Devotion to Saint Josemaría Escrivá

Facts about the spread of popular devotion to the founder of Opus Dei.

Josemaría Escrivá died in 1975. Thousands of people who knew him are alive today. He is a contemporary saint, who was familiar with today's problems and reflected on them in today’s language.

Every day, many Christians entrust their cares and concerns to him, in "an authentic manifestation of popular devotion,” as the Vatican’s 1990 decree on his virtues noted. The prayer card for devotion to him has been printed in 66 languages.

Since Escrivá’s death, more than 100,000 accounts of favors attributed to his intercession have been collected and published, from more than 80 nations.

Among those favors 18 extraordinary cures have been exhaustively documented. Their story is told in a recently-published book by Flavio Capucci entitled Cures Through the Intercession of Josemaría Escrivá, Scepter Publishers, 2002.

Pope John Paul II has dedicated a parish in Rome to Escrivá. In his native city of Barbastro, Spain, a church was recently dedicated to him by the diocesan bishop. A parish in Kolin (Morzyca), Poland, has been dedicated to him.

In the cathedral of Madrid, a chapel has been dedicated to him. And in the cathedral of Guayaquil, Ecuador, there is a chapel in his honor entitled “The Chapel of Sanctification of Ordinary Work.” There are other chapels dedicated to him in various countries, including one in the United States at the diocesan Catholic Information Center in Washington, D.C.

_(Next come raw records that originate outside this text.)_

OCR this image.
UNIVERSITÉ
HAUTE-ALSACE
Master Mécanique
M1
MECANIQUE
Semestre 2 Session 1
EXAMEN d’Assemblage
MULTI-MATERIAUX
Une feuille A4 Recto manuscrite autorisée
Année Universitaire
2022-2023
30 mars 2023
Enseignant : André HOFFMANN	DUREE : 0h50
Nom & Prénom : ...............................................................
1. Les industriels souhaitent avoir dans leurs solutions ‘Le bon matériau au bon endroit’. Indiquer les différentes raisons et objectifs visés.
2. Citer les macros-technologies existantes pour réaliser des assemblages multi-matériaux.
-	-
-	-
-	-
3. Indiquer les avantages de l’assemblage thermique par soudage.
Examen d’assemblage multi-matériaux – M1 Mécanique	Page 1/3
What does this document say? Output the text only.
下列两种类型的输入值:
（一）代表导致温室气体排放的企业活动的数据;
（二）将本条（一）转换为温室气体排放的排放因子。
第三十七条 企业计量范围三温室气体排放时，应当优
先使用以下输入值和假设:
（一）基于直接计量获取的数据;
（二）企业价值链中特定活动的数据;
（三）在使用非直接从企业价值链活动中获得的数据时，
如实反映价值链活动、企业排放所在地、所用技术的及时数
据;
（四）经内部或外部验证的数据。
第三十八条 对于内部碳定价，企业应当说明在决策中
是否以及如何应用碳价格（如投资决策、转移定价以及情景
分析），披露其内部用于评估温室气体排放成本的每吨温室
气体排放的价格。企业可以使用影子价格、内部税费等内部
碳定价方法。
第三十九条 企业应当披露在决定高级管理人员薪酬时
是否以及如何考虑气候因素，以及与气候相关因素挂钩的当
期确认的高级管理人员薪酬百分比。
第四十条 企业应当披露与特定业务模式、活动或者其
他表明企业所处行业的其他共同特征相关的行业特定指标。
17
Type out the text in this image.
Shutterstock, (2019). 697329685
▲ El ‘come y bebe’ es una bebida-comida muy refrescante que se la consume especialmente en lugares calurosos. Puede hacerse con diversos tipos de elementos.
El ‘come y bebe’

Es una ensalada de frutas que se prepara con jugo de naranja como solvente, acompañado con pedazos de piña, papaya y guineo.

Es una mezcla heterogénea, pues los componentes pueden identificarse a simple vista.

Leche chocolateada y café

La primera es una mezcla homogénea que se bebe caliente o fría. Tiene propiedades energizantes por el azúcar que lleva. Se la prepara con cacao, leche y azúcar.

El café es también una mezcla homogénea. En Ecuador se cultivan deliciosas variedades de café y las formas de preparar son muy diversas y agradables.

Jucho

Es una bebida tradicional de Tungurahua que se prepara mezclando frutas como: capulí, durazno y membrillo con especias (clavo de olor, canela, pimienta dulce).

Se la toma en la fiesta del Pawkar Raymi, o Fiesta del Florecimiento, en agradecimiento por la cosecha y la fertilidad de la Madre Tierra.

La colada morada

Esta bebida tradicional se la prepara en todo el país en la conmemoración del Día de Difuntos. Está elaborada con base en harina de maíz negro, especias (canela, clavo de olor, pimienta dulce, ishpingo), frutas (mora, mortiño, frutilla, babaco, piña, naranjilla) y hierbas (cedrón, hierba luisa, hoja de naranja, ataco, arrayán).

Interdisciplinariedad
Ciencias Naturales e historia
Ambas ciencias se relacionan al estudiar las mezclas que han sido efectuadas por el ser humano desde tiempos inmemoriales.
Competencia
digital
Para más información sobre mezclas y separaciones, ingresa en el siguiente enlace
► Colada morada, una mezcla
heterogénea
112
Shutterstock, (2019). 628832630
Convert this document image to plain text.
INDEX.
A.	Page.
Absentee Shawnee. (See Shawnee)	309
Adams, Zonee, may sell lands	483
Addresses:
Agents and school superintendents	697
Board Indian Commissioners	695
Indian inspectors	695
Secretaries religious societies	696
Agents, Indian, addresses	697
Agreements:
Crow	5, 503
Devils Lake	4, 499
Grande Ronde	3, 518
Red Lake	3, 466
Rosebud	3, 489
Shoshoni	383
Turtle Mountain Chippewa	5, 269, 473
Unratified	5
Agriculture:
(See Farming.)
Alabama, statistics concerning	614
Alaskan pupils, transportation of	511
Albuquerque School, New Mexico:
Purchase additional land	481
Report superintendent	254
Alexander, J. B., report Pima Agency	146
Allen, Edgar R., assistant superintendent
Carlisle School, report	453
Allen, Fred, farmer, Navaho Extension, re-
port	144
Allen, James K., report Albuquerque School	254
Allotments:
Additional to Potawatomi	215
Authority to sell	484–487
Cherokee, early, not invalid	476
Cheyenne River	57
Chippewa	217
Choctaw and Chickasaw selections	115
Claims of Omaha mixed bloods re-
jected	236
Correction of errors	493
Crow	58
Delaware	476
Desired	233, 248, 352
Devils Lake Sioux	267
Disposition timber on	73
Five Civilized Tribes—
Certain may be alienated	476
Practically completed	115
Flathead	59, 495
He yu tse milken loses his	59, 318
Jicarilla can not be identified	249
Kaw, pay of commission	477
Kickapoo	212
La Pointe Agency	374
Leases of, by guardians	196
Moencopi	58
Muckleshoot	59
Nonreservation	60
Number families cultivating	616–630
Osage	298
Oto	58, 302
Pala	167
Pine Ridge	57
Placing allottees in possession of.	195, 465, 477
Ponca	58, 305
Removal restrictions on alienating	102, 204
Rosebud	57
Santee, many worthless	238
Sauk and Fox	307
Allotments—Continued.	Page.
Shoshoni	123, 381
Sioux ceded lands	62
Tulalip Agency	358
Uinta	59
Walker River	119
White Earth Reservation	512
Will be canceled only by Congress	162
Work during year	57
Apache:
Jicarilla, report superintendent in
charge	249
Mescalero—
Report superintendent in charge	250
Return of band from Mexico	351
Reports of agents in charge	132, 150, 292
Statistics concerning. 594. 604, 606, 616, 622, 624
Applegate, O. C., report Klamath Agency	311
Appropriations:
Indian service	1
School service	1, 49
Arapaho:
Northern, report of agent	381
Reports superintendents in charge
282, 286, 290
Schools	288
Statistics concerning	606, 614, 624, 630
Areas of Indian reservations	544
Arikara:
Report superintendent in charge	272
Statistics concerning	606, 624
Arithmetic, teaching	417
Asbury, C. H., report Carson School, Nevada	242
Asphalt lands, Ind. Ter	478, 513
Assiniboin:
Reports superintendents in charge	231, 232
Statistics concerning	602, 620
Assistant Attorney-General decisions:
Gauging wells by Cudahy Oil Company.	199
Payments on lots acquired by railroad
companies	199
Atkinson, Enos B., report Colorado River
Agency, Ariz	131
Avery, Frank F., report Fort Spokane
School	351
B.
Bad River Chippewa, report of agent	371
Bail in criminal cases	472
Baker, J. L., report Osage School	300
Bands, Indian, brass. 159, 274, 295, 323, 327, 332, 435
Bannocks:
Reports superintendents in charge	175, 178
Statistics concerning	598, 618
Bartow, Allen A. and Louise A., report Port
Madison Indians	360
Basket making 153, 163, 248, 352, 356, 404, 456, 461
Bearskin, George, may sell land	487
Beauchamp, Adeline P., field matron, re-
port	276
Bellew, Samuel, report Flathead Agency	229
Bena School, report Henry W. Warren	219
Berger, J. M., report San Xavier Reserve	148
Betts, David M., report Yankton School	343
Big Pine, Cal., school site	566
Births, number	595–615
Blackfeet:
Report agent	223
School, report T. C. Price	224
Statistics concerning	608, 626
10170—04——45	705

Some countries, among them Colombia, the Dominican Republic, Ecuador, Honduras, Italy, Peru, Poland, and Venezuela, have issued postal stamps commemorating him. Spain, his native land, issued a stamp commemorating the 25th anniversary of his death on June 26, 2000.

Streets and squares have been named after Escrivá in more than 30 places, including Rome; Barbastro, Spain; Tegucigalpa, Honduras; Piura, Peru; San Salvador, El Salvador; Quito, Ecuador; and Pasig City, the Philippines.

Escrivá’s name has also been given to a shelter for the homeless in Seville, Spain; a public school in São Paulo, Brazil; a peak in the Bolivian Andes; and even a star discovered by an astronomer with devotion to him.